Também não custa lembrar que a guerra por novos investimentos em São Bernardo oferece um paradoxo.  

Trata-se do seguinte: embora seja detentora do melhor sistema logístico na região, longe do encalacramento de Santo André e São Caetano, principalmente, a construção do Rodoanel Mário Covas se converteu em presente de grego esmiuçado nesta publicação.  

Numa comparação breve, mas providencial com Santo André, a atenção do prefeito Orlando Morando precisa ser redobrada em relação a Paulinho Serra.  

POLOS DISTINTOS  

A vulnerabilidade de São Bernardo é diametralmente oposta à realidade de Santo André, que tem larga produção relacionada ao Polo Petroquímico, dividido com Mauá.  

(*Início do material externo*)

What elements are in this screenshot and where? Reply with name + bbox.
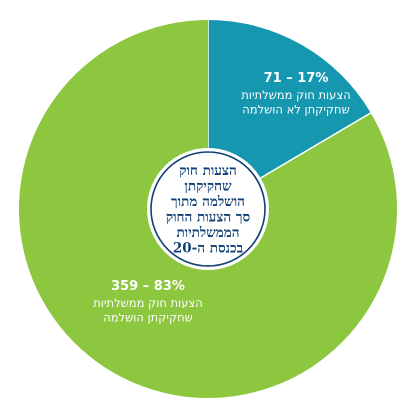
- slice-desc-label-2-1: הצעות חוק ממשלתיות: [93, 296, 202, 310]
- center-label-line-1: הצעות חוק: [179, 163, 237, 179]
- slice-desc-label-2-2: שחקיקתן הושלמה: [103, 311, 193, 325]
- pie-slice-1: [208, 20, 371, 209]
- center-label-line-3: הושלמה מתוך: [171, 194, 245, 210]
- center-label-line-2: שחקיקתן: [184, 178, 232, 194]
- center-circle: [147, 148, 269, 270]
- slice-value-label-2: 359 – 83%: [111, 279, 185, 294]
- slice-value-label-1: 71 – 17%: [264, 71, 329, 86]
- slice-desc-label-1-2: שחקיקתן לא הושלמה: [242, 103, 349, 117]
- center-label-line-5: הממשלתיות: [176, 225, 239, 241]
- center-label-line-6: בכנסת ה-20: [173, 240, 244, 256]
- slice-desc-label-1-1: הצעות חוק ממשלתיות: [241, 88, 350, 102]
- center-label-line-4: סך הצעות החוק: [166, 209, 251, 225]
- center-ring: [150, 151, 266, 267]
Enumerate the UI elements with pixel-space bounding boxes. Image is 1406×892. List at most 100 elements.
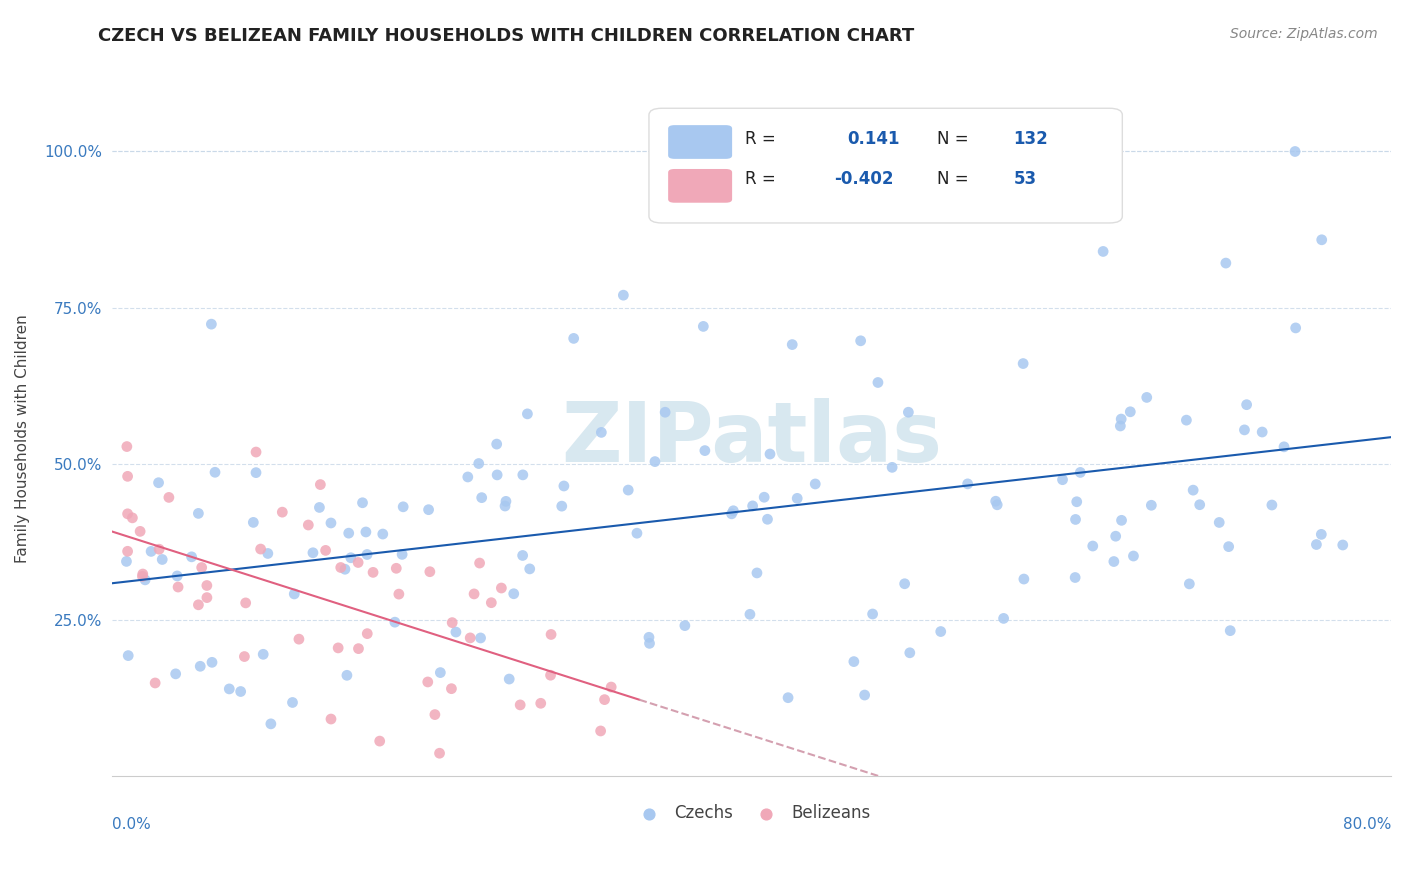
Legend: Czechs, Belizeans: Czechs, Belizeans: [626, 797, 877, 829]
Point: [368, 734, 391, 748]
Point: [502, 587, 524, 601]
Point: [384, 615, 406, 630]
Point: [419, 565, 441, 579]
Point: [392, 500, 415, 514]
Point: [148, 542, 170, 557]
Point: [328, 640, 350, 655]
Point: [1284, 145, 1306, 159]
Point: [468, 556, 491, 570]
Point: [385, 561, 408, 575]
Y-axis label: Family Households with Children: Family Households with Children: [15, 315, 30, 563]
Point: [626, 526, 648, 541]
Point: [157, 491, 180, 505]
Point: [862, 607, 884, 621]
Point: [540, 668, 562, 682]
Point: [591, 425, 613, 440]
Point: [201, 656, 224, 670]
Point: [336, 668, 359, 682]
Point: [897, 405, 920, 419]
Point: [745, 566, 768, 580]
Point: [457, 470, 479, 484]
Point: [853, 688, 876, 702]
Point: [882, 460, 904, 475]
Point: [842, 655, 865, 669]
FancyBboxPatch shape: [650, 108, 1122, 223]
Point: [416, 675, 439, 690]
Point: [1272, 440, 1295, 454]
Point: [898, 646, 921, 660]
Text: 53: 53: [1014, 170, 1036, 188]
Point: [440, 681, 463, 696]
Point: [612, 288, 634, 302]
Point: [347, 556, 370, 570]
Point: [200, 317, 222, 331]
Point: [188, 659, 211, 673]
Point: [117, 648, 139, 663]
Point: [187, 598, 209, 612]
Point: [1175, 413, 1198, 427]
Point: [235, 596, 257, 610]
Point: [165, 666, 187, 681]
Point: [132, 567, 155, 582]
Point: [519, 562, 541, 576]
Point: [494, 499, 516, 513]
Point: [1064, 570, 1087, 584]
Point: [986, 498, 1008, 512]
Point: [804, 477, 827, 491]
Point: [993, 611, 1015, 625]
Point: [463, 587, 485, 601]
Text: 132: 132: [1014, 129, 1049, 148]
Point: [245, 445, 267, 459]
Point: [509, 698, 531, 712]
Point: [354, 524, 377, 539]
Point: [117, 507, 139, 521]
Point: [617, 483, 640, 497]
Point: [1122, 549, 1144, 563]
Point: [308, 500, 330, 515]
Point: [249, 542, 271, 557]
Point: [1140, 498, 1163, 512]
Point: [388, 587, 411, 601]
Point: [1102, 555, 1125, 569]
Point: [245, 466, 267, 480]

O setor químico-petroquímico está longe de embutir a ebulição dos negócios automotivos. São produtos diferentes. O Polo Petroquímico e as empresas satélites não sofrem, portanto, os rigores dos prélios tanto quanto as automotivas.  

Ser prefeito econômico de São Bernardo é como comandar um time grande, sujeito à cobrança permanente da mídia e das redes sociais. 

Ser prefeito econômico de Santo André é algo como dirigir um Bragantino Red Bull, ou seja, sem as pressões do cargo.  

Paulinho Serra também conta com a vantagem adicional de, além de sofrer menos instabilidade provocada por fatores externos, os produtos químico-petroquímicos são infinitamente menos instáveis e, principalmente, mascaram continuamente os desajustes de outras atividades fabris em Santo André e em Mauá.  

A desindustrialização continuada em Santo André é pouco notada porque o peso químico-petroquímico prevalecente no campo fiscal e trabalhista escamoteia as demais atividades e também, claro, a ineficiência do Poder Público. A estabilidade gera comodismo.